Ю.Н. жизнь проработал писателем, копиистом дворянской манеры набегами в просветительный очерк. Разоренные гнезда, вальдшнепы мещерской охоты, опевают зарю петухи, незнобкий, с распахнутым воротом Р. воздымает аккорды, в звучании коих, бормоча из Ларца, хватается за сердце А., попечитель вокзальных ступеней, все поэты бормочут погибельно в ночь, лабиринты окрашены предвоенной Москвой, всюду в городе были пурпурные, жемчужные отблески, от них-то и разливалось томление силы, вечером или того сильней, на рассвете, когда счастливо возвращалось неутолимое тело, для вас уже отлиты пули, прорицает подруга у патефона, сценарии, публицистика, большеведерные коромысла поденщины, которую он научился выделывать, как свою безотказную прозу, в день четыре страницы, даже когда умирала мать и он умирал с ней.
Слово он чувствовал, десять, двадцать, сорок лет кряду вываливая в печать благоуханно задуманные, породисто выписанные суррогаты. Не меньше того восхищался куражной, вакхической жизнью. Гея и Эрос не отдыхали на нем, и он воспитал себя в драке, в гулянке, в любви, бретёром сиреневых времен коктейль-холла, денежных, мелом запачканных бильярдных, храпящих и вспененных лошадиных бегов под пиндарову оду с портвейном и колесничим, а за девочек в туфлях на микропорке приходилось махаться с охальными коллективами; таким и остался, разве что с возрастом и солидностью опрокидывал столы в ЦДЛ (ликующий взвизг подавальщиц), по бойцовской привычке быстро кончая того, кто в очках, потом принимаясь за прочих. Ему нравились мощь, натиск пола, обрамленные высокопробной учтивостью, он знал толк в своем ухарстве, упрямом изяществе овладения, женщин никогда не было слишком много, они выходили на свет, чтобы Ю.Н. зря не тратился в поисках, а он им показывал, мол, суетиться не надо, все ясно и так.

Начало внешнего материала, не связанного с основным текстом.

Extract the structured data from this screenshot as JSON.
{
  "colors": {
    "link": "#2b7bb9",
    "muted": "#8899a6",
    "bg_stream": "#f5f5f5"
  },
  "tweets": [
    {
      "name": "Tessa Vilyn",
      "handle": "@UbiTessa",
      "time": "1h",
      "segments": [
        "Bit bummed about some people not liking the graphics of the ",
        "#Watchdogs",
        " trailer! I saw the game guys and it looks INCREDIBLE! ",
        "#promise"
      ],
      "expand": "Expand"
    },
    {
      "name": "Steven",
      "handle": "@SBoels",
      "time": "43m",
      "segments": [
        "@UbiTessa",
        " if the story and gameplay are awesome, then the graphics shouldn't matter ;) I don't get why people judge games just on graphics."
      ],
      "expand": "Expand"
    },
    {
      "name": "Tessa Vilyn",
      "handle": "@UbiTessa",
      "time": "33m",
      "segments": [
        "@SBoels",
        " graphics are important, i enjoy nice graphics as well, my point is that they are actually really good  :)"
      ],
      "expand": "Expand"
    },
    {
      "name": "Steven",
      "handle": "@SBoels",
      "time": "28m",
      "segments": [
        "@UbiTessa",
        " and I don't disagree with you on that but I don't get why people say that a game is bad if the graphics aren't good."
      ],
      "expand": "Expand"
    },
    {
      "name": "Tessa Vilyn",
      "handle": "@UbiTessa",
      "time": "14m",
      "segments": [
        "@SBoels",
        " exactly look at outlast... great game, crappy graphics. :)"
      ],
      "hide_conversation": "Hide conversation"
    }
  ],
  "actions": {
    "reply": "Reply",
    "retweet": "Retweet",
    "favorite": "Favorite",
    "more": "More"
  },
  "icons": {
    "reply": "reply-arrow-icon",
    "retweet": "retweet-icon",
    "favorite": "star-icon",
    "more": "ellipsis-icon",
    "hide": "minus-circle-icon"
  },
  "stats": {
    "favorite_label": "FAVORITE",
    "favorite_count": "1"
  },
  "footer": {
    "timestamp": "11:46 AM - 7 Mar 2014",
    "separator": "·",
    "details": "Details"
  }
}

Барин, забойщик, богач, чародей трудозанятости, том за томом объедков с чужого, ставшего общим, стола, четыре страницы разжиженных ежесуточных подражаний, не угрызаясь, гордясь всепогодною мощью, но что-то стесняло, корежило, портило начинавший подрагивать, дребезжать аппарат. В нем больно ворочался, стальными конечностями задевая за сердце и легкие, какой-то другой человек, который плевал на собачий оброк, обожал селина, и джойса, и сверхнатурально, до внечеловеческих граней простертого музиля, чье имя Ю.Н. впервые услышал в окопе от чопорного, не выбравшегося из мокрой земли книгочея, поверенного венских дворцово-библиотечных пожарищ (и вот несут, глаза в тумане и в жидкой глине сапоги, а в левом боковом кармане страницы музиля в крови), в нем, говорю я вам, больно расположилась какая-то чуждая, посторонняя тварь — недостойно выказывая злобную проницательность и отклоняя ставку на падаль. Он ненавидел ублюдка, ибо тот, смеясь, рвал изнутри, но втайне пестовал, обихаживал, покамест за неимением лучшего потчуя проспиртованной печенью, дабы урод, когда выйдет наружу, а Ю.Н. был уверен, не отлипал бы от мяса и крови, единственно крепких для слова. Подонок был сладким секретом, подпольем, сберегательным выблядком. Погаснут колючие звезды, заря сменит ночь палачей, только что, по возвращении автора за госсчет из европы, сдавших в набор два стотысячных его тиража приплюсовкою к по(д)тиражно-сценарным, и на распаде властительной мерзости Ю.Н. выпишет все, что вслепую вымарывал из него государственный мрак — расовые и половые закруты, непотребство оценок, смятение юности; все имена и запреты, золото ее проклятых, доводящих до самоубийства волос, округлую дароносицу живота, излитие семени в тот одинокий раз у окна, венчающий помешательство непокоренного лона и воздержания, он скажет все слышите да скажет все.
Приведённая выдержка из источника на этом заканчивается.